Сон мгновенно слетел с Наги. Шульдих решительно отказывался делиться большинством сведений, полученных во время столкновений с Вайсс, заявляя, что это его игрушки. Иногда он брал Фарфарелло с собой «поиграть», но как источник информации ирландец был совершенно бесполезен. Он умел говорить по-японски, но не мог читать и не обладал памятью на детали и адреса.
Неужели Шульдих не боится, что эти сведения могут дойти до Кроуфорда?
- Он либо уже знает, либо ему совершенно плевать, - ответил телепат. – Это не такой уж большой секрет. Мне просто нравится быть упрямым.

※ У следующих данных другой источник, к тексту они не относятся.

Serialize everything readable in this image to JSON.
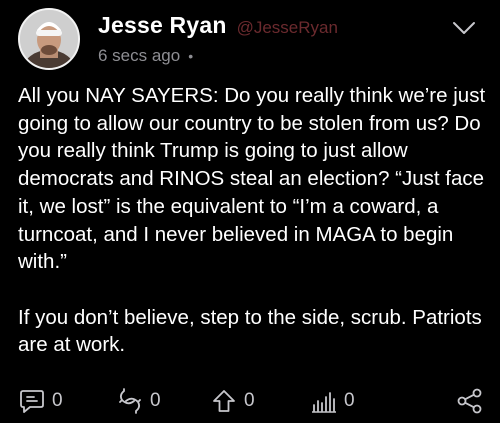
{
  "author": {
    "display_name": "Jesse Ryan",
    "handle": "@JesseRyan",
    "avatar_icon": "avatar-photo"
  },
  "meta": {
    "timestamp": "6 secs ago",
    "separator": "•"
  },
  "post": {
    "paragraphs": [
      "All you NAY SAYERS: Do you really think we’re just going to allow our country to be stolen from us? Do you really think Trump is going to just allow democrats and RINOS steal an election? “Just face it, we lost” is the equivalent to “I’m a coward, a turncoat, and I never believed in MAGA to begin with.”",
      "If you don’t believe, step to the side, scrub. Patriots are at work."
    ]
  },
  "actions": {
    "reply": {
      "icon": "speech-bubble-icon",
      "count": "0"
    },
    "repost": {
      "icon": "repost-icon",
      "count": "0"
    },
    "upvote": {
      "icon": "arrow-up-icon",
      "count": "0"
    },
    "views": {
      "icon": "bar-chart-icon",
      "count": "0"
    },
    "share": {
      "icon": "share-icon"
    }
  },
  "colors": {
    "background": "#000000",
    "text": "#ffffff",
    "handle": "#6b2a2e",
    "muted": "#8e8e93",
    "icon": "#c7c7cc"
  }
}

Это было слишком мягко сказано. Наги фыркнул, потом задумался.
- Ты правда думаешь, что они мне помогут? – с любопытством спросил он.
- Насчет Оми не знаю, - признался Шульдих. – А Айя давно уехал. Но Кен... скорей всего, поможет. Йоджи поможет точно.
- Ты доверяешь им, - удивленно заметил Наги.
- Да, - не раздумывая, отозвался Шульдих. – Странно, да?
- Если мне потребуется помощь... вряд ли это будет что-то такое, от чего они сумеют меня защитить, - тихо произнес Наги.
- Они в любом случае попытаются, - ответил Шульдих. Наги уловил в голосе немца нотку такого же замешательства, какое заметил в своем собственном.
- Неужели такие люди и вправду есть на свете? – спросил он, внезапно ощутив себя очень маленьким и слабым и почти боясь ответа.
Шульдих тихонько хохотнул в темноте, согревая ему спину своим теплом.
- Да, Вирджиния, Санта Клаус существует, - насмешливо произнес он. Но на этот раз Наги расслышал в его голосе легкое удивление.
После этого они больше не разговаривали. Шульдих быстро уснул, засопев Наги в макушку. Мальчик лежал в темноте, держа его за руку, и обдумывал новую, непривычную концепцию мира, в котором были не только ненависть, боль и страх.